Patung Sin Chae-ho di Seoul.

Sin Chae-ho lahir di Daedeok, Chungcheong pada tanggal 7 November 1880. Keluarganya merupakan petani yang hidup sederhana. Ayah Sin meninggal saat ia masih berusia 7 tahun dan keluarga itu dihadapkan pada kesulitan-kesulitan keuangan. Ia mendapat pendidikan dari sang kakek yang mengajarkannya ajaran-ajaran klasik sampai ia berusia 18 tahun. Sejak kecil Sin menyukai tulis-menulis. Orang tuanya mengusahakan sebaik mungkin pendidikan yang layak baginya. Pada usia 18 tahun masuk Akademi Seonggyungwan. Namun, karena khawatir akan masa depan negaranya yang semakin lama akan jatuh ke tangan Jepang, Sin bergabung dengan Asosiasi Kemerdekaan untuk memperjuangkan dan mempertahankan nasionalisme Korea. Tahun 1905, ia lulus dari Seonggyungwan. Ia lalu menjadi penulis editorial Surat Kabar Hwangseong. Dari posisi ini ia dapat menyebarkan berita dan semangat nasionalisme kepada bangsanya.

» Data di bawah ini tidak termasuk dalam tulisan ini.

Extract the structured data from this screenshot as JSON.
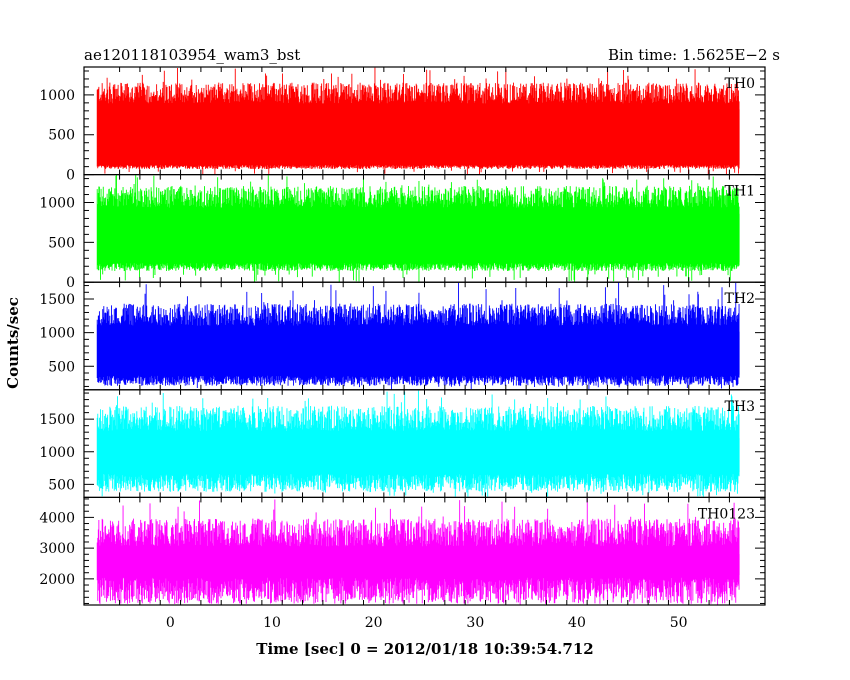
{
  "header": {
    "title": "ae120118103954_wam3_bst",
    "bin_time": "Bin time: 1.5625E−2 s"
  },
  "axes": {
    "xlabel": "Time [sec] 0 = 2012/01/18 10:39:54.712",
    "ylabel": "Counts/sec"
  },
  "chart_data": {
    "type": "line",
    "title": "ae120118103954_wam3_bst",
    "xlabel": "Time [sec] 0 = 2012/01/18 10:39:54.712",
    "ylabel": "Counts/sec",
    "xlim": [
      -8.5,
      58.5
    ],
    "data_x_range": [
      -7.2,
      56.0
    ],
    "x_ticks": [
      0,
      10,
      20,
      30,
      40,
      50
    ],
    "bin_time_s": 0.015625,
    "legend": "none",
    "grid": false,
    "panels": [
      {
        "name": "TH0",
        "color": "#ff0000",
        "ylim": [
          0,
          1350
        ],
        "y_ticks": [
          0,
          500,
          1000
        ],
        "typical_low": 100,
        "typical_high": 1050,
        "peak_max": 1350
      },
      {
        "name": "TH1",
        "color": "#00ff00",
        "ylim": [
          0,
          1350
        ],
        "y_ticks": [
          0,
          500,
          1000
        ],
        "typical_low": 200,
        "typical_high": 1100,
        "peak_max": 1350
      },
      {
        "name": "TH2",
        "color": "#0000ff",
        "ylim": [
          150,
          1750
        ],
        "y_ticks": [
          500,
          1000,
          1500
        ],
        "typical_low": 300,
        "typical_high": 1300,
        "peak_max": 1750
      },
      {
        "name": "TH3",
        "color": "#00ffff",
        "ylim": [
          300,
          1950
        ],
        "y_ticks": [
          500,
          1000,
          1500
        ],
        "typical_low": 550,
        "typical_high": 1550,
        "peak_max": 1950
      },
      {
        "name": "TH0123",
        "color": "#ff00ff",
        "ylim": [
          1150,
          4650
        ],
        "y_ticks": [
          2000,
          3000,
          4000
        ],
        "typical_low": 1700,
        "typical_high": 3600,
        "peak_max": 4650
      }
    ]
  }
}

Ia menulis dan menerbitkan berbagai tulisan tentang sejarah Korea dan tokoh-tokoh pemimpin yang terkenal pada masa lalu seperti Biografi Laksamana Yi Sun-sin, Biografi Jenderal Ulji Mundeok, Joseon Sanggosa ("Sejarah Korea Kuno" dan sebagainya. Tujuannya menulis tentang sejarah ialah agar rakyat Korea dapat mengenal kekuatan bangsanya di masa lalu. Banyak orang yang kemudian merasa terinspirasi akan tokoh-tokoh sejarah tersebut. Ketika Jepang menganeksasi Korea pada tahun 1910, Sin mulai dicari-cari oleh kolonialis Jepang, membuatnya harus lari ke Tiongkok untuk bersembunyi.

Di Shanghai, ia melanjutkan penelitiannya tentang sejarah dan perjuangan kemerdekaan Korea. Setelah terjadinya Peristiwa Satu Maret 1919, ia bergabung dengan tokoh perjuangan lainnya di Tiongkok dan bekerja selama 2 tahun, memberi saran dan dukungan bagi terbentuknya surat kabar perjuangan Korea di Tiongkok, Surat Kabar Kemerdekaan. Karena berbeda paham dengan beberapa tokoh, ia memutuskan untuk pergi ke Beijing dan menyusun Sejarah Korea Kuno. Ia mendapat penghasilan dari menulis artikel untuk surat kabar lokal. Ia bertemu dengan sejarawan dan sarjana lain dari Korea. Pada tahun 1922, ia mulai serius menekuni ajaran Buddhisme dan memutuskan untuk menjadi biksu. Pada tahun 1923, ia menulis "Deklarasi Revolusioner Korea" yang berisi pesan bahwa rakyat Korea harus bangkit memperjuangkan kemerdekaan dan memboikot Jepang. Ia ditangkap pada tahun 1928 dan dihukum 10 tahun penjara. Ia meninggal pada tahun 1936 di Tiongkok.